Guiding girls through "complicated" modern hookup culture
In the Netherlands, the pregnancy rate among teen girls is significantly lower than in the United States.
That is in part because of the nature of the conversations teens are having with their parents, according to Peggy Orenstein, author of "Girls & Sex: Navigating the Complicated New Landscape."
"The really big difference is that the parents -- while they're equally comfortable about talking about sex -- American parents only talk about the risk and dangers and in the Netherlands they talk about how to balance the joy and the responsibility."
Orenstein's book explores teen girls' minds and views on casual sex, love and relationships based on her interview of more than 70 young women between the ages 15 and 20. Orenstein acknowledged that at first, conducting the interviews was difficult, even for her.

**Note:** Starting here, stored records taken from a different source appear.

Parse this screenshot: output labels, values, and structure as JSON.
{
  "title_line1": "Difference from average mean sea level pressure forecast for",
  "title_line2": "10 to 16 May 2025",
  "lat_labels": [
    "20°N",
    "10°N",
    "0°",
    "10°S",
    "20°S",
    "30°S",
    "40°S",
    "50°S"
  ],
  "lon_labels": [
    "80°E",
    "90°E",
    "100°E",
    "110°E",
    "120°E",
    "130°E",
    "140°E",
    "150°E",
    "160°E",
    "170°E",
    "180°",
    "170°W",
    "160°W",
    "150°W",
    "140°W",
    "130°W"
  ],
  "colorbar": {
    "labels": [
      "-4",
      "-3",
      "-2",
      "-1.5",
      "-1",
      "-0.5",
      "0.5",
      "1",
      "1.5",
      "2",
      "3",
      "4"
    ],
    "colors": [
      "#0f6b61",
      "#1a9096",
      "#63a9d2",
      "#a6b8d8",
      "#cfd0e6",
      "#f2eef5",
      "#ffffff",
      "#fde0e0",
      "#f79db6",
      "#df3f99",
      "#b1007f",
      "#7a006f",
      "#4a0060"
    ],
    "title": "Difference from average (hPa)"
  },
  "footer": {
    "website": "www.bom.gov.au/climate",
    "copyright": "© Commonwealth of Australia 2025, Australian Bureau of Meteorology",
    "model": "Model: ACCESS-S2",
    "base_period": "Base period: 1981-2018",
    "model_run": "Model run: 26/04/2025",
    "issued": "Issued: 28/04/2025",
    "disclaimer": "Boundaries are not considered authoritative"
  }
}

"I totally blew them... but once I got used to it, once I suspended that judgment and really could listen to the girls, then it was great and they were so happy and I could bring their voices back so that parents and girls could read them and really start that conversation," Orenstein told "CBS This Morning" Tuesday.
Orenstein asserted the need to broaden the definition of "sex," because it no longer means solely intercourse.
"When we don't talk about say, oral sex, that opens the door for coercion and lack of reciprocity and disrespect," Orenstein said.
Other words such as "talking" or "hooking up" - which Orenstein said was completely "meaningless" - also have ambiguous meanings that can be confusing for both adults and teens.
"It might mean kissing, it might mean sex, it might mean oral sex - it could mean anything," Orenstein said.
The book includes quotes from girls that sheds light on the increasing pressures girls face today. One girl described sex as two "negatives," saying you were either a "slut or prude" trying to find the middle ground.
Orenstein also observed a disconnect between the girls in their public and private lives. While she described the girls she interviewed as "ambitious," "high-powered," and "educated," she said those qualities did not translate into their love lives.
"One girl said to me 'I come from generations of really powerful women and I'm really powerful....' And then she told me about these handful of casual hookups, not very reciprocal, not very satisfying for her and she said that, 'But I guess girls are just trained to be meek and mild and not express their wants,'" Orenstein recalled. "'And I said, 'You just said you're a strong woman,' to which the girl replied, 'Yeah nobody told me that that applied to sex.'"
While Orenstein said the understanding of consent and sexual assault is growing with more victims speaking out, she recounted an example of one girl who told her rapist "Thank you, I had a great time," when she was dropped off at her dorm the next morning.
"And she doesn't even know why she says it," Orenstein said.
To combat this, Orenstein urges that adults "break the silence first."
"We have to change the way that we talk to the kids," Orenstein said, to address not just the risks and dangers of sex but "what they're entitled to."
"That they're entitled to reciprocity, that they're entitled to ethical behavior, that they're entitled to pleasure and to be able to express their needs and wants and limits and have those respected," Orenstein said. "Their early sexual experience shouldn't be something that they have to get over."